"Le mal"
Le visage se construit et se défait dans un enchevêtrement de lignes, comme si l’obscurité cherchait peu à peu à prendre sa place. Rien n’est totalement figé : le bien et le mal semblent cohabiter dans un équilibre fragile. Cette œuvre questionne cette part sombre que chacun porte en soi, non pour la glorifier, mais pour rappeler qu’elle fait aussi partie de notre humanité.
Fusain,Marqueur
Format A4
"L'homme"
Le visage se construit par fragments, entre traits affirmés et lignes hésitantes. Rien n’est parfaitement défini, comme si l’identité se façonnait au fil des expériences, des doutes et des choix. Cette œuvre évoque la complexité de l’être humain, toujours en devenir, partagé entre ce qu’il montre au monde et ce qu’il garde au plus profond de lui-même.
Fusain,Marqueur
Format A4
"L'homme"
Le regard est dur, presque animal, mais il ne laisse paraître ni colère ni peur.

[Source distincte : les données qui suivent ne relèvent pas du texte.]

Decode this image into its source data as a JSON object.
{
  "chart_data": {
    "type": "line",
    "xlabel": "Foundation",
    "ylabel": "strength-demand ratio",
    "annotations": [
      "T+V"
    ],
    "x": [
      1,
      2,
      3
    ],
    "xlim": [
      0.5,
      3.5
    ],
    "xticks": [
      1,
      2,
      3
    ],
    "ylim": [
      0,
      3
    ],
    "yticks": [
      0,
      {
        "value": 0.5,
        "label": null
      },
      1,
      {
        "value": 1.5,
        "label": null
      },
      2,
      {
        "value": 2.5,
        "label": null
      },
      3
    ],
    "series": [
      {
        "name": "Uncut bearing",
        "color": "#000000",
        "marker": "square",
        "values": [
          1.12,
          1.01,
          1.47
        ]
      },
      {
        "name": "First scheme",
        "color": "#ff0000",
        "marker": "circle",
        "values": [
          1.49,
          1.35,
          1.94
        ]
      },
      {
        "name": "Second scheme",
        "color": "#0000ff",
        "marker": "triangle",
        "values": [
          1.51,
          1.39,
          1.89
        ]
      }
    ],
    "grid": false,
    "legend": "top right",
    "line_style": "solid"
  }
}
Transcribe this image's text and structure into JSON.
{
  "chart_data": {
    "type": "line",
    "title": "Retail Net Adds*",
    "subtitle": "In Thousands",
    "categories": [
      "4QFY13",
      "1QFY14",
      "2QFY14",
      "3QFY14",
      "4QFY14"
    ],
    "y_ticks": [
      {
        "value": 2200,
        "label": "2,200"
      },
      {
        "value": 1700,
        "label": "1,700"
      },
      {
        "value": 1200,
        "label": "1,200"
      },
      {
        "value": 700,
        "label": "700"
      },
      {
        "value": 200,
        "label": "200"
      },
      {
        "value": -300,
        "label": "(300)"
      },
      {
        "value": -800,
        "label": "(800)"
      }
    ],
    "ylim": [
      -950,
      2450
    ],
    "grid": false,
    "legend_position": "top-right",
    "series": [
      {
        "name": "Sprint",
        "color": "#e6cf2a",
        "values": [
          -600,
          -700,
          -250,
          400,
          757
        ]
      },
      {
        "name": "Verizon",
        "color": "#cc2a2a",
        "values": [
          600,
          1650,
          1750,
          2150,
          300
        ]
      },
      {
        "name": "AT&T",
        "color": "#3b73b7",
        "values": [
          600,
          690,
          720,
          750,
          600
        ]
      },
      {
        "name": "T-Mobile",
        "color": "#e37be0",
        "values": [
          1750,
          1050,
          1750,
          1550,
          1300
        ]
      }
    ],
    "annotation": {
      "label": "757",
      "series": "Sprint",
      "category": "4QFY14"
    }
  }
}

Entre l’homme et la bête, les frontières s’effacent, révélant cette force instinctive que chacun porte au plus profond de lui. Avec cette œuvre, j’ai voulu explorer cette dualité où la sauvagerie n’est pas forcément une menace, mais parfois le seul moyen de survivre.
Fusain,Marqueur
Format A4
"Le vertueux"
Le visage disparaît sous un enchevêtrement de lignes, comme si les pensées, les doutes et les choix s’étaient superposés jusqu’à masquer toute certitude. Pourtant, au cœur de ce chaos, une présence demeure, discrète mais intacte. Cette œuvre interroge la véritable vertu : celle qui ne réside pas dans la perfection, mais dans la capacité à rester fidèle à soi-même malgré les tourments.
Fusain,Marqueur
Format A4
"L'homme enfantin"
Son visage porte encore les traits de l’enfance, mais son regard semble déjà chargé d’un vécu qui le dépasse. Entre innocence et désillusion, il avance avec cette part d’enfant que le temps n’a jamais totalement effacée. J’ai voulu rappeler que, même en grandissant, nous conservons tous une part de l’enfant que nous étions, fragile, curieuse et profondément humaine.
Fusain,Marqueur
Format A4
"Era"
Une silhouette s’agenouille, tournée vers elle-même, comme suspendue entre chute et renaissance. Le visage disparaît dans l’ombre, laissant le corps porter seul le poids de l’émotion. Cette œuvre marque un passage, une époque que l’on quitte pour en construire une autre, où il faut parfois accepter de se perdre avant de pouvoir se retrouver.